Parameters of the van Genuchten (vG) SWCC model were estimated from the data using the R package ‘ soilhypfit’. The assembled SWCC data provide a global soil hydraulic properties (GSHP) database. In this work, a total of 15,259 SWCCs from 2,702 sites were assembled from published literature, harmonized, and quality-checked. Despite the availability of SWCC datasets in the literature, significant efforts are required to harmonize reported data before SWCC parameters can be determined and implemented in modeling applications. These results illustrate that temporal frequency and spatial scale of sampling affect inferences as to what factors control isotopic variability within the critical zone.The representation of land surface processes in hydrological and climatic models critically depends on the soil water characteristics curve (SWCC) that defines the plant availability and water storage in the vadose zone. However, variance within the profile of the ridge site showed that conservative mixing was a poor physical model and isotopic variance of soil water was much higher than could be predicted using mean soil water and throughfall isotopic composition alone. At the profile scale, swale soil water was best modeled as rapid replacement by event water and ridge soil water was best modeled as conservative mixing between event water and antecedent soil water.

soil texture hydrological processes

These models represented ideal scenarios of complete bypass flow in which there was no exchange between event water and the soil matrix (test of Two Water Worlds hypothesis), complete replacement by event water (test of complete translatory flow) and conservative mixing between antecedent soil water and event water. Three isotopic mixing models using isotopic composition of throughfall and pre-event soil water were tested to conceptualize the soil water recharge regime at each site. Instead, the timing of soil water isotopic variance seemed to be related to soil structural change as it relates to seasonal hydrologic processes and site topography. Soil water isotopic variance among samples of the same depth and date was not apparently related to soil texture, organic content, or water content. Repeated, replicate soil borings within a rolling 1 m 2 area indicated that soil water isotopic variance by depth was greater in coarser textured ridge soil than in the heavily structured, cohesive clay soil in the swale.
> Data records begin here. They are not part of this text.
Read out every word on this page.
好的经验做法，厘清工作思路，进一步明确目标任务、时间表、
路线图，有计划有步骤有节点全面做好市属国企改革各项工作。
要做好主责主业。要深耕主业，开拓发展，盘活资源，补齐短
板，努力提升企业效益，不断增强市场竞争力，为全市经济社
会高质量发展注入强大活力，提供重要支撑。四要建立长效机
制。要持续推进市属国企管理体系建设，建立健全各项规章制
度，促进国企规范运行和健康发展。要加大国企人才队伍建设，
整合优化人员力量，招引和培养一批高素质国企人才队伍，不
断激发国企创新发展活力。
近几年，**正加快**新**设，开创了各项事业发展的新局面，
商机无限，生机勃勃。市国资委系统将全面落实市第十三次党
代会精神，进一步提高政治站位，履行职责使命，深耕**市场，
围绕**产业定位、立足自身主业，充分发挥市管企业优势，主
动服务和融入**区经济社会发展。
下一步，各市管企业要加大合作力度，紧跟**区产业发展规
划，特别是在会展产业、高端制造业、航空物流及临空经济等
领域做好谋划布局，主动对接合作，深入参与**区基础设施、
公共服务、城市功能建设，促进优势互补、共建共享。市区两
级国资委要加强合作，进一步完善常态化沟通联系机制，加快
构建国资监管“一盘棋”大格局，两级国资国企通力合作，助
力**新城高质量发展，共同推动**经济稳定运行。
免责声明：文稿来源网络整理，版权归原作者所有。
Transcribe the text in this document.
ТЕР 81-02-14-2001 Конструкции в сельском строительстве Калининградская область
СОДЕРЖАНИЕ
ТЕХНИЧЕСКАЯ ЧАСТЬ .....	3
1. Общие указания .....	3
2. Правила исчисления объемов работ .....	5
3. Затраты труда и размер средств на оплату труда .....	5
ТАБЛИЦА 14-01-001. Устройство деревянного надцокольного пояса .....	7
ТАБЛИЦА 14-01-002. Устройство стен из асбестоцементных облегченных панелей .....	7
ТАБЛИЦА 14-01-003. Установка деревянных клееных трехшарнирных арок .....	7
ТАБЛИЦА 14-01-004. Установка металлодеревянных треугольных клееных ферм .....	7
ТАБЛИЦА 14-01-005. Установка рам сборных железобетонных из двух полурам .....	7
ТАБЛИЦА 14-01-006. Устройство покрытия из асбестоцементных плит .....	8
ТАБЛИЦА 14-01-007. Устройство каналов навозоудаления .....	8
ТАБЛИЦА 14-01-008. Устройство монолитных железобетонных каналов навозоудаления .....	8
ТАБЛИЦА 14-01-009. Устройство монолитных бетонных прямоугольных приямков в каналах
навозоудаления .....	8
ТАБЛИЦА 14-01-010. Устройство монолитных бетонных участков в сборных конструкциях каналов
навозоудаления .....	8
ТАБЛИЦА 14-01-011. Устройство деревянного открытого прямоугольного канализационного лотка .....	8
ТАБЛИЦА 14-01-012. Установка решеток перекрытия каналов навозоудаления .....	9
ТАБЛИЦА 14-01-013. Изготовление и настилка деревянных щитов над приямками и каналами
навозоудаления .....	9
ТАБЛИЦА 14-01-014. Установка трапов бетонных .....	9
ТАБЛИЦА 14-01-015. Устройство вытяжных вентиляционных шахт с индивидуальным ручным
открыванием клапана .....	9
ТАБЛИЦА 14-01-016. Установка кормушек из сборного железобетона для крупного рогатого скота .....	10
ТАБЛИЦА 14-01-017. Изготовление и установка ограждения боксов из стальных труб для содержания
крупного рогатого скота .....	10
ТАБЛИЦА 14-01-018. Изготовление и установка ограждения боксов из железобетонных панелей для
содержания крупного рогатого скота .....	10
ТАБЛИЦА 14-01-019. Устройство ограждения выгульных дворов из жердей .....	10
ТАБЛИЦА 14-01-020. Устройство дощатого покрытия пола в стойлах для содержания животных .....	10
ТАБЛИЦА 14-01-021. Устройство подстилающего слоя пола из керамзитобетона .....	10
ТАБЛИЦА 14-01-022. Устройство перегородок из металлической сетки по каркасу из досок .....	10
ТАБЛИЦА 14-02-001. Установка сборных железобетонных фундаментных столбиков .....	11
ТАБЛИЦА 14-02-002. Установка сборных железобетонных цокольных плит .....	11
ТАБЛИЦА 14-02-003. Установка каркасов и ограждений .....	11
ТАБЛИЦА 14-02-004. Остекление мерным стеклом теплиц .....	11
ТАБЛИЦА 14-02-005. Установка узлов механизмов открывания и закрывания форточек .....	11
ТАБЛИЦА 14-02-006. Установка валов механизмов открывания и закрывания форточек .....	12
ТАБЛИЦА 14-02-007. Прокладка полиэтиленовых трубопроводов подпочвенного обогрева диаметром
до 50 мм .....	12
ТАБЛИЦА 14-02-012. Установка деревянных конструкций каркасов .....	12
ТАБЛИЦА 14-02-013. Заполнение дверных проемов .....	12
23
SOIL TEXTURE HYDROLOGICAL PROCESSES FREE

Soil water isotopic composition measured through direct vapor equilibration varied more in time and space than any mobile source water sampled including throughfall, groundwater, ponded water within the swale, and free water from boreholes. We sampled two adjacent soils at a ridge-swale topography floodplain forest to determine soil water isotopic variability at a 20 cm depth resolution in soils of differing textures and structures. The use of stable isotopes of hydrogen ( 2H) and oxygen ( 18O) as conservative tracers of water movement is improving understanding of soil hydrological processes, yet field-scale observations of isotopic variability remain scarce despite implications for identifying dominant hydrologic processes. Subsurface interactions between mobile flows and the soil matrix are not uniform and are therefore difficult to predict through time and space. The movement of water through soil is preferential and heterogeneous.